Alternatively, you can set output_model argument to "multi_hot" or "count" to get the corresponding encodings. However, simply counting words is not ideal: words like "to" and "the" are so frequent that they are hardly matter at all. Whereas rarer words such as "basketball" are much informative.
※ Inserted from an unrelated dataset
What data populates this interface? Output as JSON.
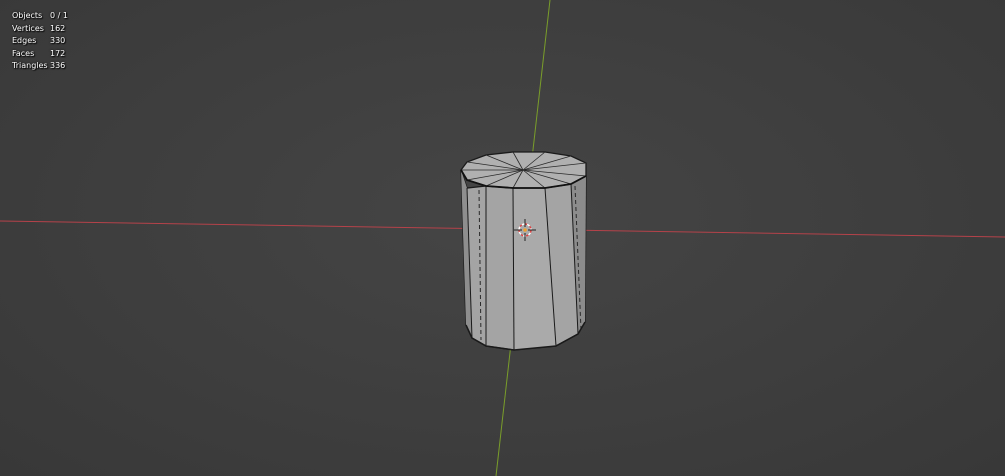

So, it is usally prefer to set to "tf_idf" instead of "multi_hot" or "count". "tf_idf" stands for term-frequency x inverse-document-frequnency (TF-IDF).

### Using Pretrained Language Model Components

In [22]:
import tensorflow_hub as hub

hub_layer = hub.KerasLayer("https://tfhub.dev/google/nnlm-en-dim50/2")
sentence_embeddings = hub_layer(tf.constant(["To be", "Not to be"]))
sentence_embeddings.numpy().round(2)

array([[-0.25,  0.28,  0.01,  0.1 ,  0.14,  0.16,  0.25,  0.02,  0.07,
         0.13, -0.19,  0.06, -0.04, -0.07,  0.  , -0.08, -0.14, -0.16,
         0.02, -0.24,  0.16, -0.16, -0.03,  0.03, -0.14,  0.03, -0.09,
        -0.04, -0.14, -0.19,  0.07,  0.15,  0.18, -0.23, -0.07, -0.08,
         0.01, -0.01,  0.09,  0.14, -0.03,  0.03,  0.08,  0.1 , -0.01,
        -0.03, -0.07, -0.1 ,  0.05,  0.31],
       [-0.2 ,  0.2 , -0.08,  0.02,  0.19,  0.05,  0.22, -0.09,  0.02,
         0.19, -0.02, -0.14, -0.2 , -0.04,  0.01, -0.07, -0.22, -0.1 ,
         0.16, -0.44,  0.31, -0.1 ,  0.23,  0.15, -0.05,  0.15, -0.13,
        -0.04, -0.08, -0.16, -0.1 ,  0.13,  0.13, -0.18, -0.04,  0.03,
        -0.1 , -0.07,  0.07,  0.03, -0.08,  0.02,  0.05,  0.07, -0.14,
        -0.1 , -0.18, -0.13, -0.04,  0.15]], dtype=float32)

The hub.KerasLayer layer downloads the module from the given url. It takes strings as input and encodes each one of as a single vector (50 dimentions, in this case).